WHEN Sydney’s Carli Koonin, 31, and Melbourne’s Justin Balbir, 29, got engaged in 2019, they didn’t want a long engagement – but then, they also didn’t know a pandemic was around the corner. Forced to cancel their big day two weeks prior to their April wedding last year, they were met by the same disheartening fate with the imminent Victorian lockdown on Friday, this time, just two days before their nuptials.
“Postponing again just wasn’t an option because of the mental anxiety of it all,” said Carli.
And so the wedding was moved forward to late Friday afternoon.
There was one issue though – the groom was at work, and non-contactable. But with no time to spare, the re-planning began.
“Then it was basically chaos from that point onwards – but good chaos!” told South Caulfield Hebrew Congregation’s Rabbi Daniel Rabin.
With the ceremony to now be held at the shule, the rabbi fled from the funeral he had just finished officiating to his office to prepare the ketubah, as volunteers rushed to construct the chuppah. Meanwhile, Carli’s hair and make-up artists catered to the changed plans, the florist adorned the chuppah with flowers; the band and photographer were locked in; a group message was sent to friends and family advising of the new arrangements.
And finally, just two-and a-half hours before the wedding, contact was made with the groom who had just finished work. By that point, his mother had managed to organise dinner and dancing at a Russian restaurant to follow the ceremony.
“Everyone just dropped what they were doing and came,” shared Carli in bemusement of the 100 attendees.
“I really didn’t expect it! It was a beautiful night. Everyone was in a really happy mood because the wedding was actually happening.”
It was not a dissimilar story for Melbourne’s Michelle Shmerling and Sydney’s Daniel Hornung, who had been set to wed at Sandringham Yacht Club also on Sunday, after postponing their chuppah from November last year.
Following a 10am tip-off on Friday that lockdown was very likely, Michelle called her mother Leah in tears.
Leah recalled, “I immediately knew that the wedding would go ahead! Their love deserved it. Nothing was going to stop Michelle and Daniel’s special day from taking place.”
In an unlikely miracle the venue was not booked out for Friday evening, and so they tentatively rescheduled and all of the suppliers were put on standby until lockdown was confirmed. While Leah and Michelle were getting manicures and struggling to find a hairdresser at short notice, customers at the nail salon each called their own hairdressers searching for availability – with success.
With lockdown confirmed by 1pm, so was the chuppah for 4pm. And by the time of the ceremony, around 90 friends and family joined – some dressed formally, some in work attire, and others in jeans.

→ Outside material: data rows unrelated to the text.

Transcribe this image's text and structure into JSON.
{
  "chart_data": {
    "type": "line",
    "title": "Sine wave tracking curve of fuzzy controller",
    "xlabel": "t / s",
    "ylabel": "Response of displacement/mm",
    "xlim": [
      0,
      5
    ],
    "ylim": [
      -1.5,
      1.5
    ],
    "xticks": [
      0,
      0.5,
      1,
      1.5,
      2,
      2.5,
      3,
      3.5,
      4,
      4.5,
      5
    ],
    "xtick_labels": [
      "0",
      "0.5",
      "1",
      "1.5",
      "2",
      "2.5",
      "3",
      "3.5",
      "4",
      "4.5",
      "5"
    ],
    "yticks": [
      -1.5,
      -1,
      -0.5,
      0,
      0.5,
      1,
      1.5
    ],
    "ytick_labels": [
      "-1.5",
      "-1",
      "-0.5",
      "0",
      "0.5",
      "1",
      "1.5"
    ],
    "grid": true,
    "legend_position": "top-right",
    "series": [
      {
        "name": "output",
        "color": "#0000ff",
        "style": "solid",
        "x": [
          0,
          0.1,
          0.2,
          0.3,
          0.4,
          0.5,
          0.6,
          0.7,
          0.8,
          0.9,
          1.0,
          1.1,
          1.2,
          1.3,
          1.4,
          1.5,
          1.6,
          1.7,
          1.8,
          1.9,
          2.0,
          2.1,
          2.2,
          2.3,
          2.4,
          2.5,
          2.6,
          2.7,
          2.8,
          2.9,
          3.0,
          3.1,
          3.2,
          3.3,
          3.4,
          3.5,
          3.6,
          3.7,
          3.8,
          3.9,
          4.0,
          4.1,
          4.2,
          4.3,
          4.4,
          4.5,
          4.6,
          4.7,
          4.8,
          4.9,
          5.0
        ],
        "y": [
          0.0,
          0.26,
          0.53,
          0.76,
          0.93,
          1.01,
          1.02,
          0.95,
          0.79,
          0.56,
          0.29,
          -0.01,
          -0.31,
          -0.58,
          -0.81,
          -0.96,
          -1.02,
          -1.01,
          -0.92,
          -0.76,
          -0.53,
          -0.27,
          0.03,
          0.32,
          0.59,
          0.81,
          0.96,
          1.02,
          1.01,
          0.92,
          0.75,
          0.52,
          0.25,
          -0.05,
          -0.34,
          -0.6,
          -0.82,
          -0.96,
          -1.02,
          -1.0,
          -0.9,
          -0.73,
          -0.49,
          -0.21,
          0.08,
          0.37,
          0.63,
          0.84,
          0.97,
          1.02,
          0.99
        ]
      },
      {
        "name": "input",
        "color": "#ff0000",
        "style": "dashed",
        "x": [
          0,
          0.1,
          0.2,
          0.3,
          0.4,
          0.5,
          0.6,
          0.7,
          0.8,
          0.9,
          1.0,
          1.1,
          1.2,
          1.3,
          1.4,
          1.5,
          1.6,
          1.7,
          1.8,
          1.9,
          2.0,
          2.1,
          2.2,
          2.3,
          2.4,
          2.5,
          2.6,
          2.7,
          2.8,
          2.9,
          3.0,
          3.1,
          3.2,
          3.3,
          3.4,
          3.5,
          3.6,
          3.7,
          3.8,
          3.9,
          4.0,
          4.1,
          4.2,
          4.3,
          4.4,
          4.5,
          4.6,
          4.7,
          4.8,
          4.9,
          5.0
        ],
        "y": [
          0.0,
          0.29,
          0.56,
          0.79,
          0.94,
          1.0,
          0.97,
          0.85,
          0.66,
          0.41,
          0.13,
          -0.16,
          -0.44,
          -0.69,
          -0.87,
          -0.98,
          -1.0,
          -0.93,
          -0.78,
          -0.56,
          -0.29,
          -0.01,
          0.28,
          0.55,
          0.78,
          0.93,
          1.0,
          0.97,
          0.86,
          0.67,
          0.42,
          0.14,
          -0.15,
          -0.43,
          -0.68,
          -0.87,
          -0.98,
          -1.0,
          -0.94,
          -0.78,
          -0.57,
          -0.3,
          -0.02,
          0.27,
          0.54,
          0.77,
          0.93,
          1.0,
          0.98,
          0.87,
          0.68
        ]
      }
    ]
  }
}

“It just became this lovely, chilled simcha … I’m just filled with gratitude. Everyone moved mountains for us,” said Michelle.
But it wasn’t just weddings that were affected – bar mitzvahs also took a change in course.
With Woody Weissman’s bar mitzvah postponed indefinitely from March last year, the date was reset for last Shabbat. He would be the third generation of his family to perform the rite of passage at St Kilda Shule – even reading the same parasha as his father.
The Weissman family were excited. They had waited two-and-a-half years since Woody first began learning the portion – and it had been 37 years since the last bar mitzvah in the family.
So with another delay not an option, Rabbi Yaakov Glasman was determined to give the family the simcha they had long awaited.
“As the light streamed through the stained glass windows, we were able to have the ceremony, joined by our 150 guests. You could hear a pin drop. Woody sang flawlessly, and the rabbi gave a really moving sermon,” recalled Woody’s mother, Natalie King.
Meanwhile, Kehilat Nitzan’s Rabbi Yonatan Sadoff ensured bar mitzvah boy Jonah Stowe-Lindner would not miss out, and at three hours’ notice, pivoted to ensure the leyning would take place between Kabbalat Shabbat and Ma’ariv.
“The rabbi was sensational as a coordinator, a can-do organiser and the ruach creator,” told Jonah’s father and Bialik College principal, Jeremy Stowe-Lindner.
“Jonah read from all three sifrei Torah and haftarah, and it was amazing.
“You can either bemoan the negativity of your situation, or you can be grateful for what you’re able to do.”